These are notes taken from the Lec 3 | MIT 6.042J Mathematics for Computer Science, Fall 2010 video lecture, which can be found at https://www.youtube.com/watch?v=NuGDkmwEObM#t=4658
What exactly does the Strong in Strong Induction mean? Let P(n) be any predicate. if P(0) is true then \forall n (P(0) \wedge P(1) \wedge \ldots \wedge P(n)) \Rightarrow P(n+1) is true, then \forall n : P(n) is true. Remember the normal induction axiom? Let P(n) be a predicate. If P(0) is True and \forall n \in \mathbb{N} : (P(n) \Rightarrow P(n+1)) is True, then \forall n \in \mathbb{N} P(n) is True. The difference is that you’re assuming that all the cases starting from the base case til n are true, in order to prove that P(n+1) is true. The Unstacking game is demonstrated: here’s a brief recap (no, actually, this is just another LaTex exercise for me)

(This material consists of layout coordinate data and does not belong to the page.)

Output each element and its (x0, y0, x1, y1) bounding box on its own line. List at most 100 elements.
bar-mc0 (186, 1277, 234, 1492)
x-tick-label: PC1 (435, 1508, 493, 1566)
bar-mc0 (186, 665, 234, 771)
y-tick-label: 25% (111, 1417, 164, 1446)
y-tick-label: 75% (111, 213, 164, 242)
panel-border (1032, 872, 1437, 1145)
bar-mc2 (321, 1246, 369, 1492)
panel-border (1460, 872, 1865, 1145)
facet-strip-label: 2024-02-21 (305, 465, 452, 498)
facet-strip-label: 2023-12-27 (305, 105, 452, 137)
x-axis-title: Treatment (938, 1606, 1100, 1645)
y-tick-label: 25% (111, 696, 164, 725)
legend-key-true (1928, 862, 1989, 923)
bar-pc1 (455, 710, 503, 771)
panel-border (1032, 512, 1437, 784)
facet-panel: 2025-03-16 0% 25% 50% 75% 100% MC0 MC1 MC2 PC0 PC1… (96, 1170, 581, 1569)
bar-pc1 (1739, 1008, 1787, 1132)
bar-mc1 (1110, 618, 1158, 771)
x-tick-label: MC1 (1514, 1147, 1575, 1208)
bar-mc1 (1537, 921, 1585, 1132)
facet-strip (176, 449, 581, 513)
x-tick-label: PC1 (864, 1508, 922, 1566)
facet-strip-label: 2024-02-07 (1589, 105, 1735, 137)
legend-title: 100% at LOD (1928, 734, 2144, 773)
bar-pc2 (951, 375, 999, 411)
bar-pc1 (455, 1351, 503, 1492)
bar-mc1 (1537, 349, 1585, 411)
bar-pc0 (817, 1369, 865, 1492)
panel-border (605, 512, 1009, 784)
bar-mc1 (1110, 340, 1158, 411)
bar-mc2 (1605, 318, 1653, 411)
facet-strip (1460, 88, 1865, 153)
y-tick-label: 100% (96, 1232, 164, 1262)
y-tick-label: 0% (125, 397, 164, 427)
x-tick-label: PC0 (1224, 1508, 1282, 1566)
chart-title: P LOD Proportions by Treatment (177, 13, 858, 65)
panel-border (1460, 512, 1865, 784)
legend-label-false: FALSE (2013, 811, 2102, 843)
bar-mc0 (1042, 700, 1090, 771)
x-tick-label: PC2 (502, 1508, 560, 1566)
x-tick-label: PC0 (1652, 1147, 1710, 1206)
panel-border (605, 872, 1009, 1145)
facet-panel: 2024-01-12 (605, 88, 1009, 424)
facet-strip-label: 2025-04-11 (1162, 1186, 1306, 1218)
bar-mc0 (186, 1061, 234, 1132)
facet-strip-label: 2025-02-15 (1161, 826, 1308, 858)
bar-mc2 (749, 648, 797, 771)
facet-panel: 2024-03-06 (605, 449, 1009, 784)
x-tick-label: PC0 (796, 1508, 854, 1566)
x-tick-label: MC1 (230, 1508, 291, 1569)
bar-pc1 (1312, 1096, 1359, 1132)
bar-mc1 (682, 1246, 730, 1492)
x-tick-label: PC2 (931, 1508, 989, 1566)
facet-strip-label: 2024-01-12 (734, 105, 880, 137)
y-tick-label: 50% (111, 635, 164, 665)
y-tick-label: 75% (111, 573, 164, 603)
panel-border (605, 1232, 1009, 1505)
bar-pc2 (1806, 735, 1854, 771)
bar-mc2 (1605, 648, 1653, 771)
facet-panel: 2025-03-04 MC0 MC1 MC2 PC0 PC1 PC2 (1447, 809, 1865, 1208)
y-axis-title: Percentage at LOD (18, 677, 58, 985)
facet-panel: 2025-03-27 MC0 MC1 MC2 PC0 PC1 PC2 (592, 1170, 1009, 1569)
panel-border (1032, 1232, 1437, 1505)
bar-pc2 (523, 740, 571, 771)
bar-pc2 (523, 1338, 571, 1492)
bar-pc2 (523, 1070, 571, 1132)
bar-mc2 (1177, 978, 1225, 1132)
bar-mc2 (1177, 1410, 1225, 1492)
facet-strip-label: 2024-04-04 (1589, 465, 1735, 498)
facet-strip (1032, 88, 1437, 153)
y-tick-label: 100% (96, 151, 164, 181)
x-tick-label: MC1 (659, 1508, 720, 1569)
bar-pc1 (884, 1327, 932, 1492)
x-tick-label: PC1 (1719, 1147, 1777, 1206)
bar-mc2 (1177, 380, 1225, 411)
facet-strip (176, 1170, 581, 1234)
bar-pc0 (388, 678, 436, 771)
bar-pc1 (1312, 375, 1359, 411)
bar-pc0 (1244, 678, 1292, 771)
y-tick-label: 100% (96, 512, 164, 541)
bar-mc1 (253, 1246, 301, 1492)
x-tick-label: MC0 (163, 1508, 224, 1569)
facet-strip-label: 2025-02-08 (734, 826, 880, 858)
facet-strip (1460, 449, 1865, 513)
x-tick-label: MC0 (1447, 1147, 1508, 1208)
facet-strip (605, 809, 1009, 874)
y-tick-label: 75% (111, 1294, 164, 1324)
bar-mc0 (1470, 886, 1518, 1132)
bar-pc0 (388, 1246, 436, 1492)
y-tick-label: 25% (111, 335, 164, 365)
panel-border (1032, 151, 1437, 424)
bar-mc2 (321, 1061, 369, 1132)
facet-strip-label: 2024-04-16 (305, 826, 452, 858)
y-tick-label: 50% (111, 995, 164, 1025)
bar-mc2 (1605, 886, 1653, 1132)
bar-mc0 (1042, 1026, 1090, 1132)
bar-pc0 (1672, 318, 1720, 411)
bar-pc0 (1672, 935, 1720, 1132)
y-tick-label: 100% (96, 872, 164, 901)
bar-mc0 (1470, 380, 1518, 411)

The score one would get is (4*4)+(2*2)+(3*1)+(1*1)+(1*1)+(2*1)+(1*1) = 28. There must be a strategy to beat this, is there?
(7*1)+(6*1)+(5*1)+(4*1)+(3*1)+(2*1)+(1*1) = 28. Now one should immediately jump to the conclusion (if one is an MIT student) that all combinations lead to a score of 28. But one is not if one is reading this, so: Theorem: All strategies S(n) for the Unstacking Game with n starting blocks lead to the same score. Proof by strong induction: Inductive Hypothesis: P(n) is the Theorem. Base Case: S(1) is zero (One can’t play the game with 0 blocks). Inductive step: Assume P(1), P(2), \ldots, P(n) in order to prove P(n+1). With (n+1) blocks, for 1 \leq k \leq n:
Our score for P(n+1) is k(n+1-k)+P(k)+P(n+1-k) (think recursion, after each division of blocks each block is an instance of the Game). One has hit a dead end here, as one is trying to prove that P(n+1) is dependent on n, not k. Honestly this example (IMHO) is rather haphazard, as the next step, which not so intuitively, is to make a good guess as to what S(n) might be, and in classic MIT intuition style, our first guess yields \frac{n(n-1)}{2}. Testing a few values of n.. S(2) = 1, S(3) = 3, S(4) = 6, S(8) = 28. Let’s put P(n) through its runs again…. Base case, where P(n) = \frac{n(n-1)}{2}: P(1) = 0. Going back to the previous expression which we derived for the score, now that we have an expression for P(n): k(n+1-k) + \frac{k(k-1)}{2} + \frac{(n+1-k)(n-k)}{2} Simplifying this expression (aka plugging it into WolframAlpha…) results in \frac {n(n+1)}{2}, which is S(n+1). In the words of the professor, “The k disappears.“ We have worked backwards (to my understanding), deriving an expression for the score, reaching a dead end, where we have to stop assuming (k), come up with an expression for P(n), and filling in the blank to prove P(or S)(n+1).